Guido Rasi, l’ennesima “verità” svelata: «Il mix vaccini non solo è sicuro ma rafforza la protezione»

15 Giu 2021 9:00 - di Mia Fenice
Rasi

Prima dose AstraZeneca, seconda dose Pfizer o Moderna. La nuova strategia prevista per il richiamo degli under 60 già sottoposti a un’iniezione anti-Covid con il vaccino anglo-svedese potrebbe essere pericolosa come teme qualcuno? «No, anzi probabilmente è vantaggioso. Perché è verosimile che il sistema immunitario risponda meglio a stimoli più ampi, diversificati. Ricordiamoci che i vaccini a Rna messaggero usano una proteina un po’ diversa da quello di AstraZeneca. L’immunità può essere più completa». Lo ribadisce in un’intervista a La Repubblica Guido Rasi, ex direttore esecutivo dell’Agenzia europea del farmaco Ema, oggi consulente del commissario straordinario all’emergenza coronavirus, generale Francesco Paolo Figliuolo. Un’altra voce, un’altra “verità rivelata”. Tra le tante che in quete ore si sono affastellate.

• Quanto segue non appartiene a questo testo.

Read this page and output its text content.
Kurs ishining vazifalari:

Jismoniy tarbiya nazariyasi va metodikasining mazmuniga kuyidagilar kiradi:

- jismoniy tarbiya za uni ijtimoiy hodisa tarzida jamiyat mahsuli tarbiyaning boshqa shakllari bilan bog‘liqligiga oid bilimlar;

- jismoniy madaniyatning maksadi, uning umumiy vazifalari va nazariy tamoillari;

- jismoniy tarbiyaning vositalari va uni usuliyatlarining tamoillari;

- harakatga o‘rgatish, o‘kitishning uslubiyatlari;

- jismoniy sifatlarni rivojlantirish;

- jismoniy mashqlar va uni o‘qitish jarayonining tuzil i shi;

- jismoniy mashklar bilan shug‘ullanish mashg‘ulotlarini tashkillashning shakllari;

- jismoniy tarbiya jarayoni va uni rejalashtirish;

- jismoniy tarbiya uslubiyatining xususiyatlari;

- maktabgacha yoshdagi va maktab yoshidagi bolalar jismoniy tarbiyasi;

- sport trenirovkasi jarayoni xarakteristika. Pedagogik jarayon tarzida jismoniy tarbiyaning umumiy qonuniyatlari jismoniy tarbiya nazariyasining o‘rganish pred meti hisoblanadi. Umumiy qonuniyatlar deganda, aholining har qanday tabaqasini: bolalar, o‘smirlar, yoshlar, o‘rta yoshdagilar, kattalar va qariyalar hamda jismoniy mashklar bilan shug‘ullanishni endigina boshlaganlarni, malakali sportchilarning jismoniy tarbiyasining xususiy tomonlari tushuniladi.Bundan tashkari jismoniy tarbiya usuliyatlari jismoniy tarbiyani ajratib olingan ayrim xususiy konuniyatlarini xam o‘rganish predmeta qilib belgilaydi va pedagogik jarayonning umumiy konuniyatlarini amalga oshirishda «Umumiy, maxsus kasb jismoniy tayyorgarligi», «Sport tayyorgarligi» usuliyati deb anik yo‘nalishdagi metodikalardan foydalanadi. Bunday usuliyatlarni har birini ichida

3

Guido Rasi: «Capire quanto dura l’immunità»

Ma quanti sono gli studi che giustificano il mix vaccinale? «Gli studi sono pochi ma robusti – spiega l’ex numero uno dell’Ema – e abbiamo un’ampia esperienza di vaccinazione eterologa per altre malattie, come ad esempio le epatiti virali. E poi il mix viene fatto da tempo in altri Paesi, non certo marginali: la Francia, la Germania, la Spagna, l’Inghilterra, il Canada». Quale terza dose si farà a chi cambia il vaccino alla seconda? «Prima – precisa Rasi – dobbiamo capire quanto dura l’immunità, che per ora si trova dopo un anno in chi ha fatto il vaccino. Insomma, si può anche decidere più avanti che vaccino fare. Tra l’altro bisognerà capire se ne servirà uno un po’ diverso per affrontare le varianti».

Rasi su seconda dose di AstraZeneca

Mentre fare un richiamo AstraZeneca agli under 60 che hanno già ricevuto la prima dose sarebbe rischioso? «Indubbiamente ci sono poche o nessuna segnalazione di effetti collaterali rari simili a quelli legati alla prima – ammette l’esperto – Ma attenzione: i numeri delle seconde dosi sono molto più bassi, visti i tempi dei richiami, e sostanzialmente riguardano persone anziane, meno soggette a trombosi da vaccino. Quindi, visto che è possibile cambiare, adottando un’opzione che mostra un profilo di sicurezza ancora più ampio, è giusto l’approccio delle autorità sanitarie». E se un cittadino vuole fare comunque AstraZeneca? «La libertà individuale di scegliere può anche esserci, anche se non sono esperto di temi legali, ma dal Cts – assicura – è arrivata un’indicazione più che autorevole».

I parametri indicati dall’Ema

Le autorità italiane, precisa il consulente di Figliuolo, «stanno seguendo in maniera giusta l’evoluzione dei tre parametri indicati dall’Ema: circolazione del virus, numero di vaccinati e disponibilità di alternative. Ema – ricorda infatti Rasi – ha detto di adattare la campagna alla situazione epidemiologica per avere un rapporto beneficio-rischio ancora migliore. Questo non è in contrasto con la dichiarazione che complessivamente il beneficio rimanga superiore al rischio».

Il vaccino monodose Johnson & Johnson

E il vaccino monodose Johnson & Johnson? È meglio fare anche J&J solo agli over 60? «Sembra che sia il vettore virale a scatenare le trombosi, quindi sì – conferma Rasi – Qualche segnalazione di problemi con quel vaccino c’è stata, ma sono state fatte meno dosi. La frequenza dei casi è più bassa, andrebbe vista quando i dati saranno comparabili. Anche per Johnson si seguono i tre parametri Ema e la minimizzazione del rischio. Se quelli a vettore virale fossero stati gli unici vaccini disponibili, avrei detto di usarli a tappeto perché comunque il rapporto beneficio-rischio sarebbe stato favorevole. Ma ci sono alternative migliori in questa fase epidemica».

Rasi: «Le decisioni vanno precedute dalle informazioni»

Ci sono stati problemi nel comunicare le decisioni del nostro Paese? «La cosa da raccomandare è che le decisioni siano precedute dalle informazioni chiare ai cittadini – risponde l’ex direttore Ema – Va prima annunciato il come e il perché si fanno certi cambiamenti, far capire che nuove evidenze fanno riaggiustare le posizioni. Se l’informazione arriva dopo, sembra più una giustificazione. L’errore non è cambiare la decisione, lo sarebbe non cambiarla quando si modifica lo scenario».